Madonna and Child with Flowers, otherwise known as the Benois Madonna, could be one of two Madonnas started by Leonardo da Vinci, as he remarked himself, in October 1478. The other one could be Madonna with the Carnation from Munich.
It is likely that the Benois Madonna was the first work painted by Leonardo independently from his master Verrocchio. The British Museum owns two of Leonardo's preliminary sketches for this piece.
The composition of Madonna and Child with Flowers proved to be one of Leonardo's most popular. It was extensively copied by young painters, including Raphael, whose own version of Leonardo's design (the Madonna of the Pinks) was acquired in 2004 by the National Gallery, London.

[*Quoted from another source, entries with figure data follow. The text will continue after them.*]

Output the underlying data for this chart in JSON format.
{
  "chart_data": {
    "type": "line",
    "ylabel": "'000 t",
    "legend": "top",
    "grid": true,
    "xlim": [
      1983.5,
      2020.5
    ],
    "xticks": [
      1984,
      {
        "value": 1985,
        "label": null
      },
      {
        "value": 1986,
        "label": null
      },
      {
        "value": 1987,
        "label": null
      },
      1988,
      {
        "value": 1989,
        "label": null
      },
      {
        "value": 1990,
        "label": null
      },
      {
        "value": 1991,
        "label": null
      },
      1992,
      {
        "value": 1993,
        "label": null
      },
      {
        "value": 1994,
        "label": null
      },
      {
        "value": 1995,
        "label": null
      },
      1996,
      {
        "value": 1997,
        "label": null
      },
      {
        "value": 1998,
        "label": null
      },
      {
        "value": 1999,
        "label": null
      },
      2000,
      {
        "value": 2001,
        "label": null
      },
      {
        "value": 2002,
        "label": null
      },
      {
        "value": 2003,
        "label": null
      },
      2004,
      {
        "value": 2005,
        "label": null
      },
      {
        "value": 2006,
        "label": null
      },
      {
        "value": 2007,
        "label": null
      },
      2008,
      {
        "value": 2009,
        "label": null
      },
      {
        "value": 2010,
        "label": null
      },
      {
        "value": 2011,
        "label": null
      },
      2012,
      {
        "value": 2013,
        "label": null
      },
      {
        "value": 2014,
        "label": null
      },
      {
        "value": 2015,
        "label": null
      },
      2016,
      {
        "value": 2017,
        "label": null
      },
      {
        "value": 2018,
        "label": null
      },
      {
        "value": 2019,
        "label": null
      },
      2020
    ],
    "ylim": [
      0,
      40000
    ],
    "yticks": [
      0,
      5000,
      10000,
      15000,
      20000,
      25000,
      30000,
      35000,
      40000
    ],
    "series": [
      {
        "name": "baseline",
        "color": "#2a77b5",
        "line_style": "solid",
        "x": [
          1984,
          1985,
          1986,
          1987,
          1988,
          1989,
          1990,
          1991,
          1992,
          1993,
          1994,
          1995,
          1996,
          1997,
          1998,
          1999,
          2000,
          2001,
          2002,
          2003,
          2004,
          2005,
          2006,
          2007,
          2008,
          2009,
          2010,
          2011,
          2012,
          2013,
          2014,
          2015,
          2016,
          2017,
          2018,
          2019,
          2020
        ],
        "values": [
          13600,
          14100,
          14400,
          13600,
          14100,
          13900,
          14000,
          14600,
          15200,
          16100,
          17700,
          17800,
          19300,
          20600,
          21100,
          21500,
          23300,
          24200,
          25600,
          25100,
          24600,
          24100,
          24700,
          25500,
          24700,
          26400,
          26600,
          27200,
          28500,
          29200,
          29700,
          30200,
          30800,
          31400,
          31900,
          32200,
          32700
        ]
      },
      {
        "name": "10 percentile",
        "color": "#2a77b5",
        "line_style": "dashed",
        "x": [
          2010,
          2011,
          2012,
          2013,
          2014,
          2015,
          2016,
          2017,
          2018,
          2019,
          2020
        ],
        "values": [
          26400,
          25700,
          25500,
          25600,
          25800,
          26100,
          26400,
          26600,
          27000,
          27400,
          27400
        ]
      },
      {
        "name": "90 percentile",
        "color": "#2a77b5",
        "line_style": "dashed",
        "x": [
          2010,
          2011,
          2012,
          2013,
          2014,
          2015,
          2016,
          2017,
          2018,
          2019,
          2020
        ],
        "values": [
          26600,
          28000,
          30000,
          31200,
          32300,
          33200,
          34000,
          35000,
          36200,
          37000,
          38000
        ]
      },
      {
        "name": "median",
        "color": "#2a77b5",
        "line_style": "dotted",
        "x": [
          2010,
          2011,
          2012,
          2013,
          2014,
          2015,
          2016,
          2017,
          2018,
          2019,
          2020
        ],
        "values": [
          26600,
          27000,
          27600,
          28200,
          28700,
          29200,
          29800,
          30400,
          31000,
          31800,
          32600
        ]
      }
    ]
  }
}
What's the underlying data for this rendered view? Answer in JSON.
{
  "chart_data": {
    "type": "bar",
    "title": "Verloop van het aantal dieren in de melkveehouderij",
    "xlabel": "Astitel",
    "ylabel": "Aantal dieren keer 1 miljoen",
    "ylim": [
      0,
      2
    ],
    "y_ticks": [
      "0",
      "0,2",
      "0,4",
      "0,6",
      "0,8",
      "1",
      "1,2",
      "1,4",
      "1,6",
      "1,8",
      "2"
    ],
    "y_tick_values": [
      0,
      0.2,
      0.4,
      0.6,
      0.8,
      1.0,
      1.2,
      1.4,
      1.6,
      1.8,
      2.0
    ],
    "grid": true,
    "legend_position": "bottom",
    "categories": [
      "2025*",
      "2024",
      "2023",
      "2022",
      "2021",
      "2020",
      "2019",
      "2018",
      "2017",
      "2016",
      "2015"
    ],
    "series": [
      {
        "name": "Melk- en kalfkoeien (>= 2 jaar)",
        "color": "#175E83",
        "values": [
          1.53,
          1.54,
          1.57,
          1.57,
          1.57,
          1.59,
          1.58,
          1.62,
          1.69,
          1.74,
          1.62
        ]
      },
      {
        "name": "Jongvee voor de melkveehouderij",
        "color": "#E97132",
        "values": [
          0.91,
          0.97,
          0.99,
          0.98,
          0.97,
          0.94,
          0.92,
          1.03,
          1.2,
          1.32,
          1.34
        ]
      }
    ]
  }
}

For centuries, Madonna and Child with Flowers was considered lost. In 1909, the architect Leon Benois sensationally exhibited it in St Petersburg as part of his father-in-law's collection. The painting had been apparently brought from Italy to Russia by the notable connoisseur Alexander Korsakov in the 1790s. Upon Korsakov's death, it was sold by his son to the Astrakhan merchant Sapozhnikov for 1400 roubles and so passed by inheritance to the Benois family in 1880. After many a squabble regarding attribution, Leon Benois sold the painting to the Imperial Hermitage Museum in 1914. Since then, it has been exhibited in St Petersburg.